When we look to Jesus, we look to one who himself endured the greatest of pain and shame — the cross — by looking to his reward: for the joy that was set before him, that is, being seated at his Father’s right hand. He finished his course, looking to the reward. And so too, in like fashion, and looking to him, Hebrews would have us run our race with endurance, not grow weary or fainthearted, but lift our drooping hands and strengthen our weak knees (Hebrews 12:1, 3, 12).
Like a Christian
But Jesus not only taught us to look to the reward, and then practiced what he taught. In finishing his course, and achieving the victory of the cross, he secured us, who have faith in him, as his own. Mark this: we do not earn him with our holy grit, but he earned us with his. We press on, as Paul did, “because Christ Jesus has made me his own” (Philippians 3:12). Don’t reverse the order. Slavery or freedom hangs on the sequence. Christ’s perfect grit comes first, which then makes our imperfect but growing effort possible. Or, you might say, Christ’s full acceptance comes first; then he goes to work on our work ethic.
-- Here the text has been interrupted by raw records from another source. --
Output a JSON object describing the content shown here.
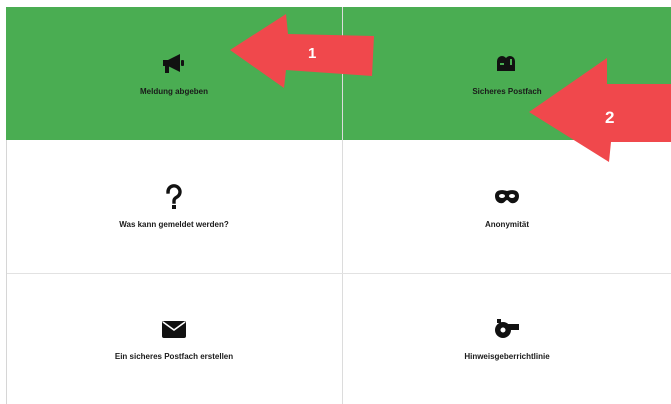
{
  "tiles": [
    {
      "label": "Meldung abgeben",
      "icon": "megaphone-icon"
    },
    {
      "label": "Sicheres Postfach",
      "icon": "mailbox-icon"
    },
    {
      "label": "Was kann gemeldet werden?",
      "icon": "question-mark-icon"
    },
    {
      "label": "Anonymität",
      "icon": "mask-icon"
    },
    {
      "label": "Ein sicheres Postfach erstellen",
      "icon": "envelope-icon"
    },
    {
      "label": "Hinweisgeberrichtlinie",
      "icon": "whistle-icon"
    }
  ],
  "annotations": {
    "arrow_1": "1",
    "arrow_2": "2"
  },
  "colors": {
    "highlight_tile": "#4aad52",
    "arrow": "#f0484c"
  }
}
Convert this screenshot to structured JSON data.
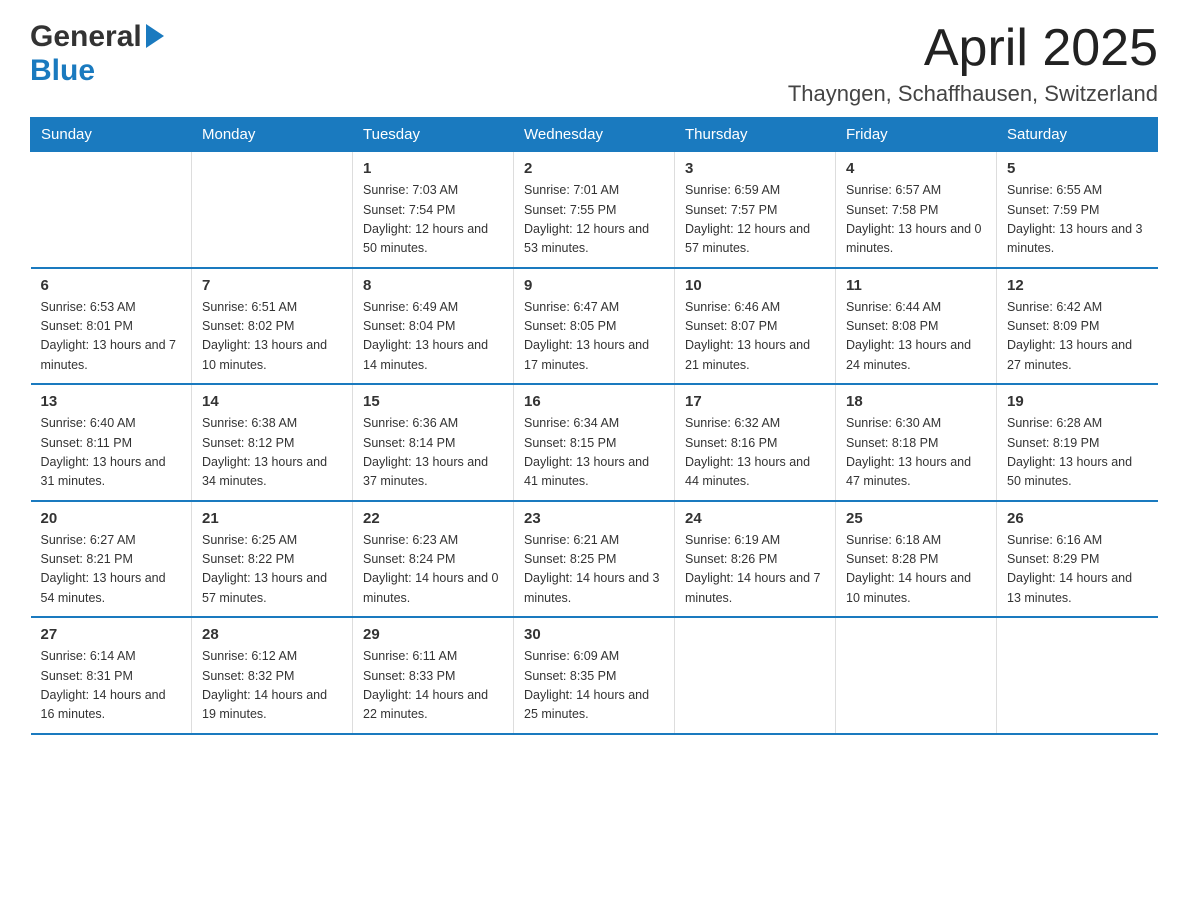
{
  "header": {
    "month_year": "April 2025",
    "location": "Thayngen, Schaffhausen, Switzerland",
    "logo_general": "General",
    "logo_blue": "Blue"
  },
  "days_of_week": [
    "Sunday",
    "Monday",
    "Tuesday",
    "Wednesday",
    "Thursday",
    "Friday",
    "Saturday"
  ],
  "weeks": [
    [
      {
        "day": "",
        "info": ""
      },
      {
        "day": "",
        "info": ""
      },
      {
        "day": "1",
        "info": "Sunrise: 7:03 AM\nSunset: 7:54 PM\nDaylight: 12 hours\nand 50 minutes."
      },
      {
        "day": "2",
        "info": "Sunrise: 7:01 AM\nSunset: 7:55 PM\nDaylight: 12 hours\nand 53 minutes."
      },
      {
        "day": "3",
        "info": "Sunrise: 6:59 AM\nSunset: 7:57 PM\nDaylight: 12 hours\nand 57 minutes."
      },
      {
        "day": "4",
        "info": "Sunrise: 6:57 AM\nSunset: 7:58 PM\nDaylight: 13 hours\nand 0 minutes."
      },
      {
        "day": "5",
        "info": "Sunrise: 6:55 AM\nSunset: 7:59 PM\nDaylight: 13 hours\nand 3 minutes."
      }
    ],
    [
      {
        "day": "6",
        "info": "Sunrise: 6:53 AM\nSunset: 8:01 PM\nDaylight: 13 hours\nand 7 minutes."
      },
      {
        "day": "7",
        "info": "Sunrise: 6:51 AM\nSunset: 8:02 PM\nDaylight: 13 hours\nand 10 minutes."
      },
      {
        "day": "8",
        "info": "Sunrise: 6:49 AM\nSunset: 8:04 PM\nDaylight: 13 hours\nand 14 minutes."
      },
      {
        "day": "9",
        "info": "Sunrise: 6:47 AM\nSunset: 8:05 PM\nDaylight: 13 hours\nand 17 minutes."
      },
      {
        "day": "10",
        "info": "Sunrise: 6:46 AM\nSunset: 8:07 PM\nDaylight: 13 hours\nand 21 minutes."
      },
      {
        "day": "11",
        "info": "Sunrise: 6:44 AM\nSunset: 8:08 PM\nDaylight: 13 hours\nand 24 minutes."
      },
      {
        "day": "12",
        "info": "Sunrise: 6:42 AM\nSunset: 8:09 PM\nDaylight: 13 hours\nand 27 minutes."
      }
    ],
    [
      {
        "day": "13",
        "info": "Sunrise: 6:40 AM\nSunset: 8:11 PM\nDaylight: 13 hours\nand 31 minutes."
      },
      {
        "day": "14",
        "info": "Sunrise: 6:38 AM\nSunset: 8:12 PM\nDaylight: 13 hours\nand 34 minutes."
      },
      {
        "day": "15",
        "info": "Sunrise: 6:36 AM\nSunset: 8:14 PM\nDaylight: 13 hours\nand 37 minutes."
      },
      {
        "day": "16",
        "info": "Sunrise: 6:34 AM\nSunset: 8:15 PM\nDaylight: 13 hours\nand 41 minutes."
      },
      {
        "day": "17",
        "info": "Sunrise: 6:32 AM\nSunset: 8:16 PM\nDaylight: 13 hours\nand 44 minutes."
      },
      {
        "day": "18",
        "info": "Sunrise: 6:30 AM\nSunset: 8:18 PM\nDaylight: 13 hours\nand 47 minutes."
      },
      {
        "day": "19",
        "info": "Sunrise: 6:28 AM\nSunset: 8:19 PM\nDaylight: 13 hours\nand 50 minutes."
      }
    ],
    [
      {
        "day": "20",
        "info": "Sunrise: 6:27 AM\nSunset: 8:21 PM\nDaylight: 13 hours\nand 54 minutes."
      },
      {
        "day": "21",
        "info": "Sunrise: 6:25 AM\nSunset: 8:22 PM\nDaylight: 13 hours\nand 57 minutes."
      },
      {
        "day": "22",
        "info": "Sunrise: 6:23 AM\nSunset: 8:24 PM\nDaylight: 14 hours\nand 0 minutes."
      },
      {
        "day": "23",
        "info": "Sunrise: 6:21 AM\nSunset: 8:25 PM\nDaylight: 14 hours\nand 3 minutes."
      },
      {
        "day": "24",
        "info": "Sunrise: 6:19 AM\nSunset: 8:26 PM\nDaylight: 14 hours\nand 7 minutes."
      },
      {
        "day": "25",
        "info": "Sunrise: 6:18 AM\nSunset: 8:28 PM\nDaylight: 14 hours\nand 10 minutes."
      },
      {
        "day": "26",
        "info": "Sunrise: 6:16 AM\nSunset: 8:29 PM\nDaylight: 14 hours\nand 13 minutes."
      }
    ],
    [
      {
        "day": "27",
        "info": "Sunrise: 6:14 AM\nSunset: 8:31 PM\nDaylight: 14 hours\nand 16 minutes."
      },
      {
        "day": "28",
        "info": "Sunrise: 6:12 AM\nSunset: 8:32 PM\nDaylight: 14 hours\nand 19 minutes."
      },
      {
        "day": "29",
        "info": "Sunrise: 6:11 AM\nSunset: 8:33 PM\nDaylight: 14 hours\nand 22 minutes."
      },
      {
        "day": "30",
        "info": "Sunrise: 6:09 AM\nSunset: 8:35 PM\nDaylight: 14 hours\nand 25 minutes."
      },
      {
        "day": "",
        "info": ""
      },
      {
        "day": "",
        "info": ""
      },
      {
        "day": "",
        "info": ""
      }
    ]
  ]
}
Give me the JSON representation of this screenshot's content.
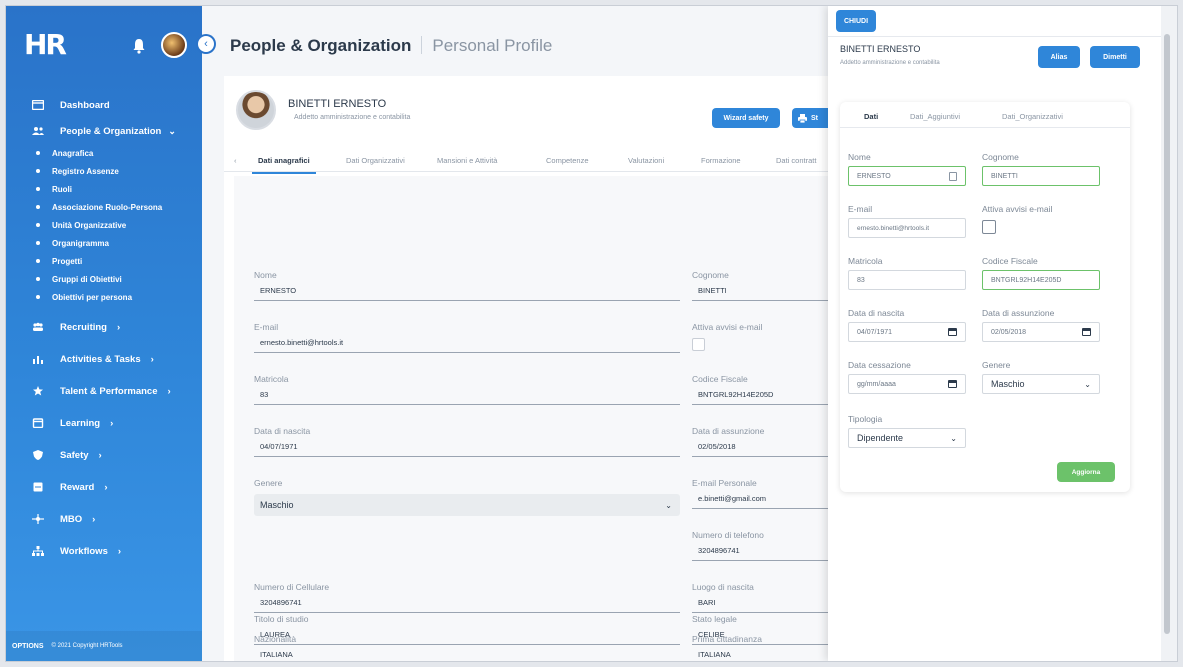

So, a common thread links the work ethic of soldiers, athletes, farmers, Christ himself, and Christians alike: we recognize and own the particulars of our calling; we exercise self-control to overcome the immediate desires of the flesh; we endure in discomfort, with God’s help, for the reward, the greater joy promised at the end, which streams into the present to give meaning and strength to keep straining and striving.
And what makes it particularly Christian, and not simply human, is this: we do all our pressing on, from fullness and security of soul, not emptiness and insecurity, knowing that Christ Jesus has made me his own.